Vice Pres. Sara Duterte

Vice President and Education Secretary Sara Duterte has denounced the week-long transport strike by several groups against the Public Utility Vehicle Modernization Program (PUVMP) as a “communist-inspired” and “harmful” disruption to the learning recovery efforts of the Department of Education (DepEd).

In a statement released on Monday, Duterte said that the transport strike, which was supported by the Alliance of Concerned Teachers (ACT) and Pinagkaisang Samahan ng mga Tsuper at Operator Nationwide (PISTON), was a “painful interference” in DepEd’s efforts to address the learning gaps and other woes in the education system amid the COVID-19 pandemic.

“We oppose it because it is problematic, it will hurt our learners, and the inconvenience that it may cause comes with an enormous price deleterious to learning recovery efforts — and this is a price that learners will have to pay,” Duterte said.

She added that if ACT and PISTON could not understand or refused to understand her position, it was because of their “unbelievable propensity to push a hardline agenda that punishes the general public.”

She also accused PISTON of being an organization with leaders and some members “poisoned by the ideologies of the bankrupt Communist Party of the Philippines, the National Democratic Front of the Philippines, and the New People’s Army.”

She said that ACT was also “happily cavorting” with PISTON and other militant organizations, and that it was a group that was “diametrically nowhere near in service of interest of learners and education sector.”

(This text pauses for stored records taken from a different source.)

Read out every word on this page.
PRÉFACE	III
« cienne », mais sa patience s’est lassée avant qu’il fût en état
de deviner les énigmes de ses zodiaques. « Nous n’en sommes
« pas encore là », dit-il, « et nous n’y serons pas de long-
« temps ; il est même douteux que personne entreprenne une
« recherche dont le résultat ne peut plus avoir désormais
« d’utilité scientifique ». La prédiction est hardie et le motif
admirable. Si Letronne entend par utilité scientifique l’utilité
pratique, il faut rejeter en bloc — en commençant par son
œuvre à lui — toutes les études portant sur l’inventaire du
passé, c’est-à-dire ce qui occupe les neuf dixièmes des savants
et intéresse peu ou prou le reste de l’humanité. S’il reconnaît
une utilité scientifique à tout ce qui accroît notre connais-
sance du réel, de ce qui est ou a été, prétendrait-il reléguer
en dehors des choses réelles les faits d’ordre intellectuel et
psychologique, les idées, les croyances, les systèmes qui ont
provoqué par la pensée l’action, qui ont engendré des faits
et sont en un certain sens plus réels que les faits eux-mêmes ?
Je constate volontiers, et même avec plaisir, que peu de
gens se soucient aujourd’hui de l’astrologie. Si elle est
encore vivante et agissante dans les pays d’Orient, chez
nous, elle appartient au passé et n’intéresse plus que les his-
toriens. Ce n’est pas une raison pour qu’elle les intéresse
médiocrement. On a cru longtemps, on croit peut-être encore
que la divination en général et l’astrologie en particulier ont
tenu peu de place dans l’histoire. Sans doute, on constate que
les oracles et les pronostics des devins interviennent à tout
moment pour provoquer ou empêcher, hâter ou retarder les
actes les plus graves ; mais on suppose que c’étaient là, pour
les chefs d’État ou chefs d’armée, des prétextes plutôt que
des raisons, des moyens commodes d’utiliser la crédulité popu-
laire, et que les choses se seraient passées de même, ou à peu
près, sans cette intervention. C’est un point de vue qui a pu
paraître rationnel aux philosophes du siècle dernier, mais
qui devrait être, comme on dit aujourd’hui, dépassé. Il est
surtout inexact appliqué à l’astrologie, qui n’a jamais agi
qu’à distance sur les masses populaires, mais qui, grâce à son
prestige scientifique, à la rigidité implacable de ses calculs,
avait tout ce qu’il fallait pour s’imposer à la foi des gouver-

“This is not red-tagging. This is a statement of fact,” she said.

Duterte vowed that despite the transport strike, there would be no stoppage in learning for students.

“Magkaroon man ng tigil pasada, walang tigil sa pag-aaral ang mga kabataan,” she said.

She also expressed her sympathy for students and teachers who would be affected by the strike.

“Kawawa ang mga estudyante at mga guro. The first failure of this transport strike is the failure to consider our learners and our teachers,” she said.